Arrêt à Omsk, nous descendons pour quelques photos sur un quai bordé d'une longue palissade métallique qui cache une partie de la façade de la gare de briques rouges partiellement recouvertes d'un vieux crépi épluché, vert d'eau, en réfection. Il est 14h, heure locale, c'est à dire 12h heure de Moscou et 10h heure de Paris. A moins qu'il ne soit déjà 15h ! On ne sait pas. Difficile de s'y retrouver tout au long du Transsibérien. Il y a peu d'horloges dans les gares et généralement elles n'indiquent que l'heure de Moscou. Au fur et à mesure de notre avancée, il faut régulièrement avancer nos montres d'une heure, mais on ne sait pas vraiment quand ! Alors, 14 ou 15h ? On verra bien au prochain arrêt, peut-être Barabinsk, prévu dans 3h30. Il sera alors 17h30 ou 18h30, à moins que ce soit déjà 19h30 ! L'heure du thé ? Du souper ?

 

18h15, arrêt à Branbinsk. Sur le quai, du poisson fumé. Appareil photo en bandoulière, je croise deux policiers en uniforme verdâtre, matraque à la main. Pas vraiment engageants. Deux trois mots en russe, un signe de la main, je comprends tout de suite : « Ici, pas de photo ! ». Je continue vers l'avant du train. Il y a sept wagons de voyageurs, y compris le wagon-restaurant entre nous et la locomotive. En comptant les six qui nous séparent de l'arrière, cela doit faire en tout un convoi de 14 voitures, plus une de transport de matériel. En regagnant notre compartiment, je croise les autres voyageurs qui se dégourdissent les jambes sur le quai. Certains passent par dessous le train voisin, à l'arrêt, pour arriver plus vite aux baraquettes métalliques bleues et jaunes et faire leurs achats sans emprunter la passerelle. Autour de moi, tout le monde prend des photos !

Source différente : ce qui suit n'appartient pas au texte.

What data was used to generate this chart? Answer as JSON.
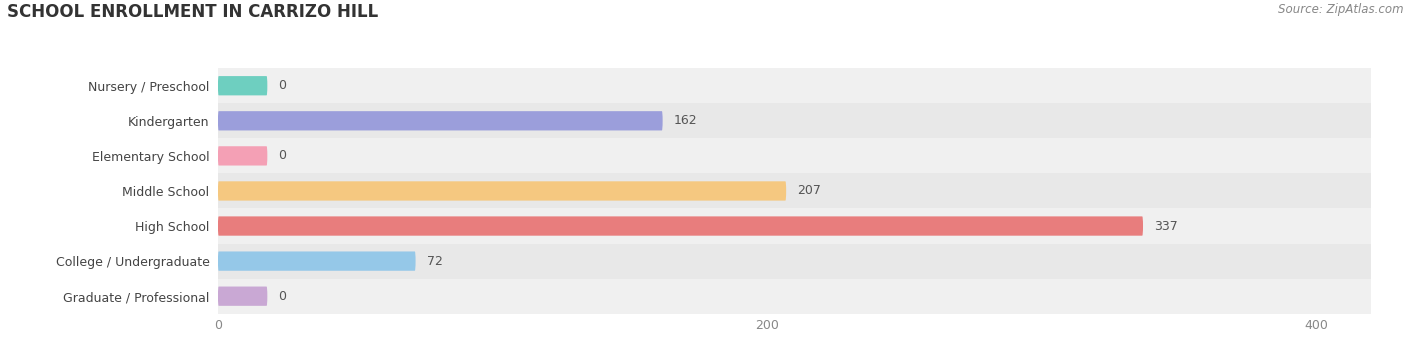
{
  "title": "School Enrollment in Carrizo Hill",
  "source": "Source: ZipAtlas.com",
  "categories": [
    "Nursery / Preschool",
    "Kindergarten",
    "Elementary School",
    "Middle School",
    "High School",
    "College / Undergraduate",
    "Graduate / Professional"
  ],
  "values": [
    0,
    162,
    0,
    207,
    337,
    72,
    0
  ],
  "bar_colors": [
    "#6ecfc0",
    "#9b9edb",
    "#f4a0b5",
    "#f5c880",
    "#e87d7d",
    "#95c8e8",
    "#c9a8d4"
  ],
  "row_bg_colors": [
    "#f0f0f0",
    "#e8e8e8"
  ],
  "xlim": [
    0,
    420
  ],
  "xticks": [
    0,
    200,
    400
  ],
  "title_fontsize": 12,
  "label_fontsize": 9,
  "value_fontsize": 9,
  "source_fontsize": 8.5,
  "background_color": "#ffffff",
  "bar_height": 0.55,
  "stub_value": 18
}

De Moscou à Pékin, carnet de voyage du Transsibérien (2)

19h15, véritable apéro improvisé dans le compartiment : vin rouge français « emprunté » à l'ambassade française à Moscou lors de la garden party du 14 juillet, J7 à la pomme de même origine pour Tristan, saucisson fumé du petit déjeuner, tranche de pain noir acheté ce matin sur les quais d'Ishim, chips russes au fromage et petits croûtons de pain au piment. Le tout face à la plaine sibérienne qui défile sous nos yeux. Excellentissime !

 

19h45, après l'apéro, le repas. Direction le wagon-restaurant pour nous quatre. Commande de soupes : « Soup niet ! ». On se retrouve sans trop savoir pourquoi dans l'obligation de commander autre chose. Alors, ce sera des escalopes avec quelques pommes-de-terre sautées, des petits pois toujours froids, des tranches de concombre, un peu de pain noir et bien sûr bières et fanta. Le service est un peu long et la serveuse toujours aussi spéciale. Ce n'est pas très grave, le coucher du soleil sur la campagne sibérienne reste un magnifique spectacle qui écourte l'attente. Autour de nous, la serveuse distribue des soupes aux clients attablés !

 

22h, traversée de l'Ob à Novossibirsk, à 3343 km de Moscou, fleuve d'une largeur impressionnante, trois à quatre fois la Seine au moins, sillonnée d'une multitude de petites

berges. La nuit est déjà tombée lorsque nous arrivons à la gare, la plus grande de Russie. Une rapide visite du hall spectaculaire et nous remontons vite fait dans le wagon. Inutile de prendre trop de risques et de se retrouver plantés sans argent ni passeport dans une ville de deux millions d'habitants.

 

Une partie de yam désormais presque traditionnelle et hop, tous au lit ! Il est déjà 23h. Non, en fait il est minuit ! Peut-être même une heure du matin. Le train file à pleine vitesse dans la nuit noire. Prochaine arrêt à Taïga dans deux heures et demie, puis Marinsk deux heures plus tard . Pas sûr que nous verrons quelque chose ! Dans mes écouteurs, Stravinsky, le Sacre du Printemps.